Komparatif.ID, Bireuen— Empat pekan lebih setelah banjir dan longsor melanda Kabupaten Bireuen, pemulihan kehidupan warga terdampak terus berjalan. Aktivitas ekonomi masyarakat belum kembali seperti sebelum bencana, sementara kebutuhan hidup sehari-hari terus mendesak.
Sebagian besar warga terdampak kini memilih kembali ke rumah masing-masing meski kondisinya belum sepenuhnya layak huni. Mereka tidak mungkin terus-menerus bertahan di posko pengungsian tanpa batas waktu, terlebih tanpa penghasilan tetap.
Solusi yang ditempuh mayoritas warga adalah membersihkan lumpur setinggi sekitar tujuh puluh sentimeter secara manual menggunakan cangkul. Pembersihan dilakukan secara bertahap, dimulai dari satu kamar agar dapat digunakan untuk tidur bersama keluarga, kemudian dilanjutkan ke ruangan lain. Sementara itu, pekarangan rumah umumnya hanya bisa dibersihkan dengan bantuan alat berat.

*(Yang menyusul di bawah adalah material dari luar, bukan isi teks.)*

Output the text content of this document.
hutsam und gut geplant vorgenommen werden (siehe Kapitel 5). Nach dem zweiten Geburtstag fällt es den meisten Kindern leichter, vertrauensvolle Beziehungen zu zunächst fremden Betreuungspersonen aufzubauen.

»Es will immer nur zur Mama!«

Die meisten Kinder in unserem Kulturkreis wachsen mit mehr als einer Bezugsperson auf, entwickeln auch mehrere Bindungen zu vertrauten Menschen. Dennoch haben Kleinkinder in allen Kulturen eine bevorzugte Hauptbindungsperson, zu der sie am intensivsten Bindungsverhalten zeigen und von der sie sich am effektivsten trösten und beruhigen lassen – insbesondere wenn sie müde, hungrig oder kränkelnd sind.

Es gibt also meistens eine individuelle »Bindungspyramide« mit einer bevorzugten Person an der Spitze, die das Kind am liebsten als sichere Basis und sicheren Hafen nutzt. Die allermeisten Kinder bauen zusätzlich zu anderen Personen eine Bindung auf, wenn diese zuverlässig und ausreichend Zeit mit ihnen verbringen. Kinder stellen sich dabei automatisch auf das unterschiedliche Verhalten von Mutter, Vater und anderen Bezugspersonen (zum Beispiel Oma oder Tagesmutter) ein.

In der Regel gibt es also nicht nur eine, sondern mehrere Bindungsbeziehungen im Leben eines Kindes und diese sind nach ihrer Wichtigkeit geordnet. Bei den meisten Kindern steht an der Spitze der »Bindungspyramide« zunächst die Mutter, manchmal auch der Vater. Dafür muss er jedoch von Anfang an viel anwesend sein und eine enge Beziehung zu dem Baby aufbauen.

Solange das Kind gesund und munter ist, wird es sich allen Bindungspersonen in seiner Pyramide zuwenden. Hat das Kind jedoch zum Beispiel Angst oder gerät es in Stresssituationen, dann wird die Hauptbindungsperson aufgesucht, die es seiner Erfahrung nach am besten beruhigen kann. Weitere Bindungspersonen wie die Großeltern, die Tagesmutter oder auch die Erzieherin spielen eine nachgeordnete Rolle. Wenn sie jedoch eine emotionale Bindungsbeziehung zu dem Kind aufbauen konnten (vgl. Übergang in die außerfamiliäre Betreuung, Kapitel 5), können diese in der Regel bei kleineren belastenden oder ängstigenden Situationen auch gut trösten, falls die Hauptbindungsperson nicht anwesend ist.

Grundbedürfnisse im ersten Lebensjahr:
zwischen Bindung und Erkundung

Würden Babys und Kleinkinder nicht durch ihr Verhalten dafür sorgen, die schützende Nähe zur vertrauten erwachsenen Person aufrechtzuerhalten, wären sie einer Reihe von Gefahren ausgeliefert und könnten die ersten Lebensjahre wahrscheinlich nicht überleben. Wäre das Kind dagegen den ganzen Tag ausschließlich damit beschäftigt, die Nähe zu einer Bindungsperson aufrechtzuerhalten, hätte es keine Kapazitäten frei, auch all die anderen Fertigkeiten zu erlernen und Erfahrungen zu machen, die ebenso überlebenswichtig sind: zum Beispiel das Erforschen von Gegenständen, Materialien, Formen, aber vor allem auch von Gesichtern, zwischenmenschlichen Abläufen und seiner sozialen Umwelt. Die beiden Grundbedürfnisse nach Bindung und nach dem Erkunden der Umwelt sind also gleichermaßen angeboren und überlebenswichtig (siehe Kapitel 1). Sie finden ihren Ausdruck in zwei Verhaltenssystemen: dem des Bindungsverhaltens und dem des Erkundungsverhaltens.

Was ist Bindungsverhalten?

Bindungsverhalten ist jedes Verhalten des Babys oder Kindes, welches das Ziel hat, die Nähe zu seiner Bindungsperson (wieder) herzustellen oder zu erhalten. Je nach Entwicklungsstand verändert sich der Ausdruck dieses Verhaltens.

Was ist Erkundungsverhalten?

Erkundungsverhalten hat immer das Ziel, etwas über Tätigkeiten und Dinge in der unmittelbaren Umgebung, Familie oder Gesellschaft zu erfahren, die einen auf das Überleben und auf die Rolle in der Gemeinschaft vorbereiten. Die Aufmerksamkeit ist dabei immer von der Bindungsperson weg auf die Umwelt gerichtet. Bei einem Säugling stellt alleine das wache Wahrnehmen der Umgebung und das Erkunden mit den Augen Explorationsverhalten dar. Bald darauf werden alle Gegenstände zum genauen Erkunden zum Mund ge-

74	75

Untuk membantu meringankan beban masyarakat terdampak, Kepala Kejaksaan Negeri (Kajari) Simalungun, Munawal Hadi, SH, MH, menyalurkan bantuan berupa paket sembako kepada warga korban banjir di Bireuen.
Bantuan tersebut diharapkan dapat membantu kebutuhan sementara agar warga dapat lebih fokus membersihkan dan menata kembali rumah mereka.
“Bantuan sembako terbatas ini saya berikan supaya mereka terbantu sementara waktu, dan pikirannya fokus di rumah saja tidak bercampur aduk,” ujarnya, Kamis (1/1/2025).
Baca juga: Jejak Harum Munawal Hadi di Kejari Bireuen
Selain sembako, bantuan eks Kajari Bireuen yang dikenal dengan masyarakat itu juga dilengkapi dengan sejumlah pakaian dan perlengkapan salat. Pemberian perlengkapan ibadah tersebut dimaksudkan agar aktivitas keagamaan warga tetap dapat berjalan dan tidak terhalang oleh kondisi pascabencana.
Bantuan tersebut didistribusikan oleh Gerakan Anti Korupsi (GeRAK) Bireuen kepada warga yang membutuhkan.
Salah satu penerima bantuan, Renia, warga Bandar Baru, Kota Juang, Bireuen, menyampaikan rasa terima kasihnya kepada Kajari Simalungun dan pihak yang telah menyalurkan bantuan tersebut.
“Sepuluh orang anggota keluarga saya dari Aceh Tamiang rumahnya rusak, mereka saat ini mengungsi di rumah saya. Alhamdulillah bantuan sembako ini meringankan kewajiban saya,” ungkap Renia dengan haru.
Renia diketahui menjadi tulang punggung keluarga bagi dua orang anak yatim peninggalan almarhum suaminya yang wafat lima tahun lalu. Dalam kondisi pascabencana yang masih sulit, bantuan tersebut menjadi penopang penting bagi keluarganya untuk bertahan sambil berupaya memulihkan kehidupan secara perlahan.
Munawal Hadi sendiri bukan nama asing di Bireuen, dalam kurun waktu dua tahun sembilan bulan menjabat sebagai Kajari Bireuen, Munawal Hadi, meninggalkan jejak kinerja yang sulit untuk dilupakan.
Di bawah kepemimpinannya, Kejari Bireuen menjelma menjadi salah satu satuan kerja paling berprestasi di Aceh, baik dalam hal penegakan hukum maupun pelayanan kepada masyarakat.
Usai mencatat deretan prestasi, Munawal Hadi lalu ditugaskan sebagai Kepala Kejaksaan Negeri Simalungun.